Saturday, January 22, 2011

perfect

In a perfect world, the weather man is always right.
Stickers always peel off clean.
Someone always has a pen.
People respond to texts immediately.
The pencil lead does not break off while you sharpen it.
The perforated page tears out clean every time.
The other sock never goes missing.
There is always milk for the cereal.
Markers do not bleed through the page.
The most wrinkled dollars are accepted by machines.
Bags of chips are all-the-way full.
All of the popcorn kernels pop.
Allergies do not exist.
The shoe will always come in your size.
The driver in front of you always remembers to signal.
Paper jams never happen.
AM and PM never get mixed up on the alarm clock.
There is always an available power outlet.
The battery is always full at the right time.
The omelette never breaks in the pan while you cook it.
That thing you want comes in your favorite color.
The chapstick never disappears.

But we don't live in a perfect world. We live in a flawed environment. That doesn't mean life has to suck, we don't have to choose to see the flaws, we can have the opinion that the world is a beautiful place where beauty eternally flows.

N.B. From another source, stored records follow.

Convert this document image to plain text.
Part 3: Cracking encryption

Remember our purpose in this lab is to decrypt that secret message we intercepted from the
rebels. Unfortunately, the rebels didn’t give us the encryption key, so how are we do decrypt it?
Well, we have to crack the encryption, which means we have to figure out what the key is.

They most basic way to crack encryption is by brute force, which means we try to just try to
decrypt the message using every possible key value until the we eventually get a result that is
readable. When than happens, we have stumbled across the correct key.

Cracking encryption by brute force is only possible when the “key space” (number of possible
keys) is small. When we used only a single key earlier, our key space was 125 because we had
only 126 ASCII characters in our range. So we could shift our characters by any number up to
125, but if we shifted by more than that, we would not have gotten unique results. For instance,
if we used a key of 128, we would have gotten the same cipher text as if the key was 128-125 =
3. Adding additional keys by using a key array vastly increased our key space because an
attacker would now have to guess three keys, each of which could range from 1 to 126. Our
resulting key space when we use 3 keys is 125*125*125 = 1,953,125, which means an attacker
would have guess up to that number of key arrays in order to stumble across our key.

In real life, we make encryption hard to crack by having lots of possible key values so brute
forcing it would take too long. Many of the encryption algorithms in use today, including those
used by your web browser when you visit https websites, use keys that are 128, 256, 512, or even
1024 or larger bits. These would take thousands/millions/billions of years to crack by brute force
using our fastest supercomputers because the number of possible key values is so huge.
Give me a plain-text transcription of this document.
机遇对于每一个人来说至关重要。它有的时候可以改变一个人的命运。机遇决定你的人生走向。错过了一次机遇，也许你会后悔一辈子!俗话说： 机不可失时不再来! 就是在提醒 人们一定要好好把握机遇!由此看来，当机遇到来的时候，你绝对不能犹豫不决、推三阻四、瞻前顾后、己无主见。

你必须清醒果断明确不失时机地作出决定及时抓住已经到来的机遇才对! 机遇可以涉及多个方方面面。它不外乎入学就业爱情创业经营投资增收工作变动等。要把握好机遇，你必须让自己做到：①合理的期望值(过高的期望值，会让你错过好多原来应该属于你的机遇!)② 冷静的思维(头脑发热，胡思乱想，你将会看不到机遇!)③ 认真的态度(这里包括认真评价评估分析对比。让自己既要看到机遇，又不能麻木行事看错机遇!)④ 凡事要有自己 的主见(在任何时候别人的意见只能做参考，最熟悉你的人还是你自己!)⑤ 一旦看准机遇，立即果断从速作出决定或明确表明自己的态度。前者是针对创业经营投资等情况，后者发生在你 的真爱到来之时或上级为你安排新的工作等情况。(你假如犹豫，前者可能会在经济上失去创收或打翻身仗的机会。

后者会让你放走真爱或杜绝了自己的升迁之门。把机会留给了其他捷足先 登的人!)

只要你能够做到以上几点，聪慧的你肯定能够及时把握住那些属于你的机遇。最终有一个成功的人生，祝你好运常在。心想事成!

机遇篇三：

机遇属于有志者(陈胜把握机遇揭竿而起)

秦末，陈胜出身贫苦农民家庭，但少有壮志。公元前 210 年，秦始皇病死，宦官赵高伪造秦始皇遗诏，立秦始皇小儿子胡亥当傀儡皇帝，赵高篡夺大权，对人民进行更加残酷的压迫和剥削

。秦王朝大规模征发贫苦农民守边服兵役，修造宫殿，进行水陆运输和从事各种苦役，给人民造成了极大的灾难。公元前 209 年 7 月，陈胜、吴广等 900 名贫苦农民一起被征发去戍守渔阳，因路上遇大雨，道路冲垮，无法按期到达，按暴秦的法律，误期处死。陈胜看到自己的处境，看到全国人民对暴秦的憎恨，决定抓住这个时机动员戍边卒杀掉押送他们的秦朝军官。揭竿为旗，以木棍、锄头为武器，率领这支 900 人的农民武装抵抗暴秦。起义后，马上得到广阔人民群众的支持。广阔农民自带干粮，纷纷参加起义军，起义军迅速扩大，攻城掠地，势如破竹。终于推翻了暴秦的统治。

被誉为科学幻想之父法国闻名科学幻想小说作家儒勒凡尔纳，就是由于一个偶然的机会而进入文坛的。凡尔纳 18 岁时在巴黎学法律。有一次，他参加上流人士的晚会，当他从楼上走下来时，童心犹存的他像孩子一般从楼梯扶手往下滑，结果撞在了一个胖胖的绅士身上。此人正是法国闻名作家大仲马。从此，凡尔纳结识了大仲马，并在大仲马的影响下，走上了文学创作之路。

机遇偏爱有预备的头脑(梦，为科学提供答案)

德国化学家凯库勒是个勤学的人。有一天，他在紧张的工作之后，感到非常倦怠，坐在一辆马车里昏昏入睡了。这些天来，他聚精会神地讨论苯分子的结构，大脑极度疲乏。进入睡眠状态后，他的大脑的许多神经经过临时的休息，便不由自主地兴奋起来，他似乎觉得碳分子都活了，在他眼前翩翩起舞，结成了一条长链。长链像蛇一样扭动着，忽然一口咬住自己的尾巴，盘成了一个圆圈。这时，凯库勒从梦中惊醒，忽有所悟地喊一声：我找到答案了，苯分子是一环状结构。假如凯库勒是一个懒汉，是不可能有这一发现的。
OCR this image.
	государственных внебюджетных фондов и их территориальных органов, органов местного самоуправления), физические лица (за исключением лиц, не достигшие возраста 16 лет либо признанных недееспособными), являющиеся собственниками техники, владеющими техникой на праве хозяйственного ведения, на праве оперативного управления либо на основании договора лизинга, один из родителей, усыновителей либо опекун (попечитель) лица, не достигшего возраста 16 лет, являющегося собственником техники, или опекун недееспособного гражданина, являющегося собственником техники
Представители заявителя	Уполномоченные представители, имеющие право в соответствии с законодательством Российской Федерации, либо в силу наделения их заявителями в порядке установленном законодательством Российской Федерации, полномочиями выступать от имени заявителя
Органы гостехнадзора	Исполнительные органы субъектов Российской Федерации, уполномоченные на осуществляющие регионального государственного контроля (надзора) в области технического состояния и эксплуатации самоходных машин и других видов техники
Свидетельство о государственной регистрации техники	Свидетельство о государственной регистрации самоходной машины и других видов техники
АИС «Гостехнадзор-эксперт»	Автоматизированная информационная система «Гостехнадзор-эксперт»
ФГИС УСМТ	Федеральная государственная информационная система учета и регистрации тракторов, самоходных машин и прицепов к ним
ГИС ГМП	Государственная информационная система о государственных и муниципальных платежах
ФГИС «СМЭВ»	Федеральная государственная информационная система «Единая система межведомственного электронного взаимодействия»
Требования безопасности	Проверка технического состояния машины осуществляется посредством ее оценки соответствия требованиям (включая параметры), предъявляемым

I remember when I first got involved with 'seminar' in the third grade. It was a class set aside for the smart kids! I thought I was so cool. But back to the point, our teacher Mrs. Donnelly made it a class rule that whenever we weren't able to solve a logic problem or puzzle or riddle or question, we weren't allowed to say it was hard. Instead, we were only allowed to use the word challenging to express our academic frustrations. It was a social norm to give up easily and to complain a lot - I guess it currently is a social norm. But in seminar, failure was not an option. Back in those three years of taking that class, us little guys did huge research projects on countries and made documentaries about different architecture and created blueprints and conducted interviews and an endless amount of high level work. And we all did well, and it's because our teacher didn't let us give up. I was a rowdy child, but I learned focus and success through consistent positivity.


I think, in times like these, when the bad is bearing down on us, we should make it a rule that we're not allowed to say it's hard. Failure's not an option. We can cry a little, that's okay. But then we've got to stop. All we need to do is calm down, regroup, observe, and focus. And life's success will come.